Солнце отца (ЛП)
Удивив ее, когда она потянулась за новым поцелуем, Магни развернул Сольвейг к себе спиной. Стоя сзади, он провел своими мозолистыми ладонями по ее плечам и вниз по рукам. Она чувствовала его дыхание и бороду на своей шее, а его губы следовали по дорожке, проложенной прикосновением. Он остановился, чтобы коснуться отметки солнца, проводя снова и снова языком, пока ее кожу не начало покалывать.

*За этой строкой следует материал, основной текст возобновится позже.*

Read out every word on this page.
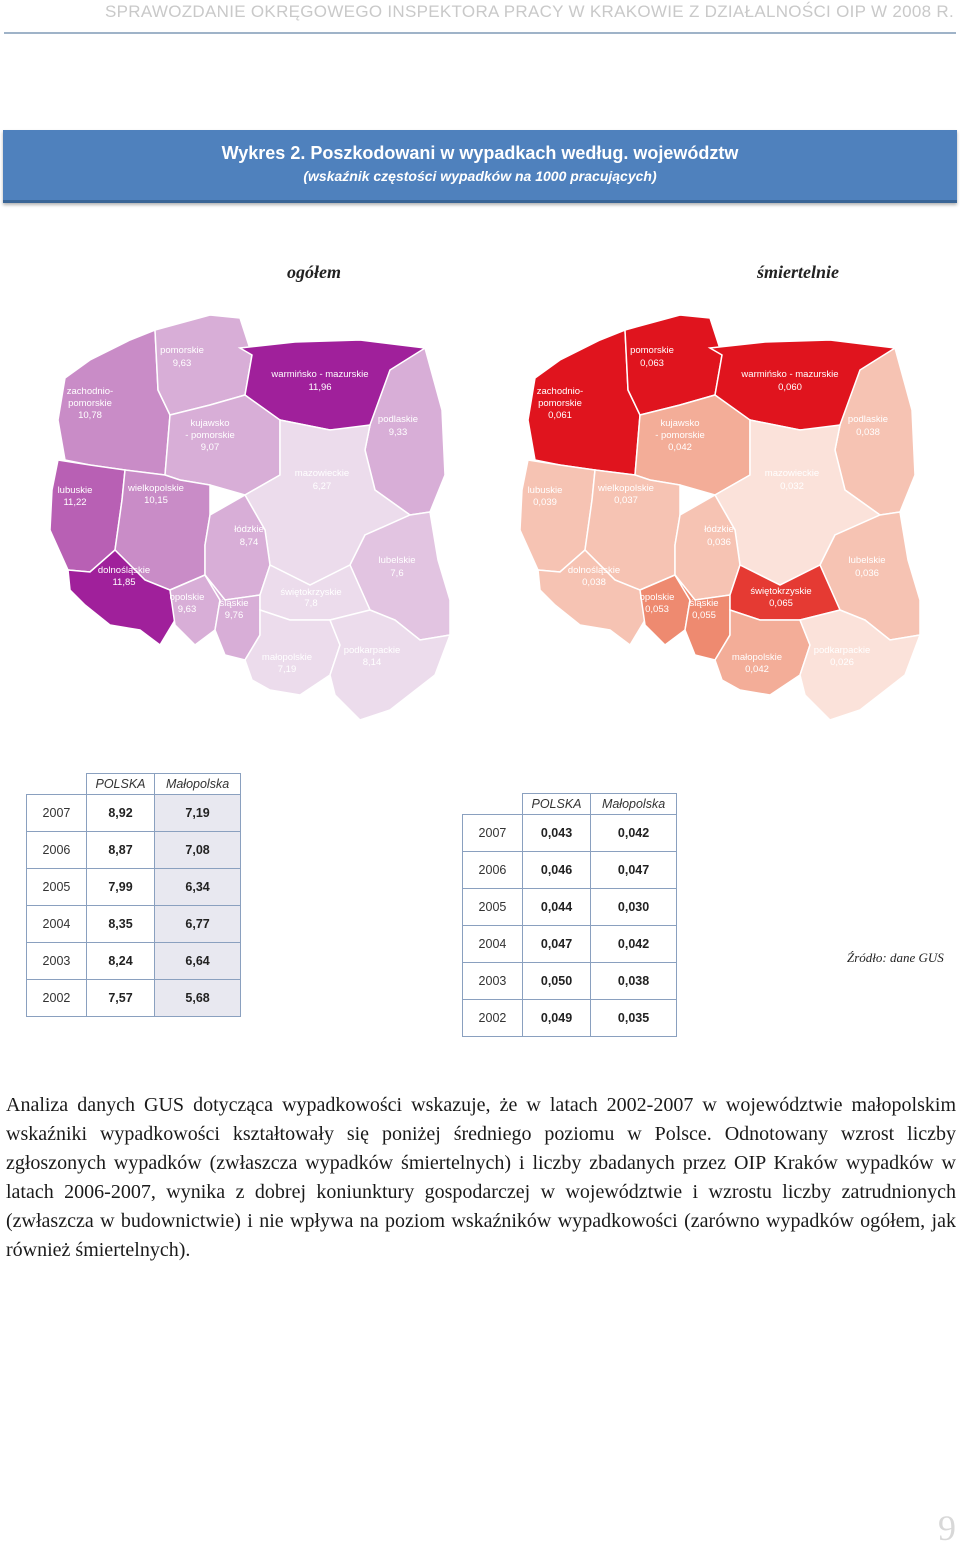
SPRAWOZDANIE OKRĘGOWEGO INSPEKTORA PRACY W KRAKOWIE Z DZIAŁALNOŚCI OIP W 2008 R.
Wykres 2. Poszkodowani w wypadkach według. województw
(wskaźnik częstości wypadków na 1000 pracujących)
ogółem	śmiertelnie
pomorskie
9,63
zachodnio-
pomorskie
10,78
warmińsko - mazurskie
11,96
kujawsko
- pomorskie
9,07
podlaskie
9,33
lubuskie
11,22
wielkopolskie
10,15
mazowieckie
6,27
łódzkie
8,74
lubelskie
7,6
dolnośląskie
11,85
opolskie
9,63
śląskie
9,76
świętokrzyskie
7,8
małopolskie
7,19
podkarpackie
8,14
pomorskie
0,063
zachodnio-
pomorskie
0,061
warmińsko - mazurskie
0,060
kujawsko
- pomorskie
0,042
podlaskie
0,038
lubuskie
0,039
wielkopolskie
0,037
mazowieckie
0,032
łódzkie
0,036
lubelskie
0,036
dolnośląskie
0,038
opolskie
0,053
śląskie
0,055
świętokrzyskie
0,065
małopolskie
0,042
podkarpackie
0,026
	POLSKA	Małopolska
2007	8,92	7,19
2006	8,87	7,08
2005	7,99	6,34
2004	8,35	6,77
2003	8,24	6,64
2002	7,57	5,68
	POLSKA	Małopolska
2007	0,043	0,042
2006	0,046	0,047
2005	0,044	0,030
2004	0,047	0,042
2003	0,050	0,038
2002	0,049	0,035
Źródło: dane GUS
Analiza danych GUS dotycząca wypadkowości wskazuje, że w latach 2002-2007 w województwie małopolskim wskaźniki wypadkowości kształtowały się poniżej średniego poziomu w Polsce. Odnotowany wzrost liczby zgłoszonych wypadków (zwłaszcza wypadków śmiertelnych) i liczby zbadanych przez OIP Kraków wypadków w latach 2006-2007, wynika z dobrej koniunktury gospodarczej w województwie i wzrostu liczby zatrudnionych (zwłaszcza w budownictwie) i nie wpływa na poziom wskaźników wypadkowości (zarówno wypadków ogółem, jak również śmiertelnych).
9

Его руки обхватили ее бедра, и он медленно опустился на колени, оставляя на ее спине дорожку из легких поцелуев, бархатистых от его бороды. Ее тело горело от искр ощущений, вызванных этим прикосновением, Сольвейг могла только закрыть глаза, сжать кулаки и постараться не двигаться, пока внутри бушевала буря.
Раньше они всегда занимались любовью на открытом воздухе, и уединение было иллюзией. Никогда прежде они не были совсем одни, наслаждаясь роскошью тепла, тишины и покоя. Никогда прежде он не ласкал ее так свободно, не думая о времени.
Встав на колени, он развязал ленты ее туфель и снял их с лодыжек. Она переступила с ноги на ногу, ее колени дрожали. Магни отодвинул туфли, и она оказалась совершенно обнаженной. Совершенно уязвимой. И в совершенной безопасности.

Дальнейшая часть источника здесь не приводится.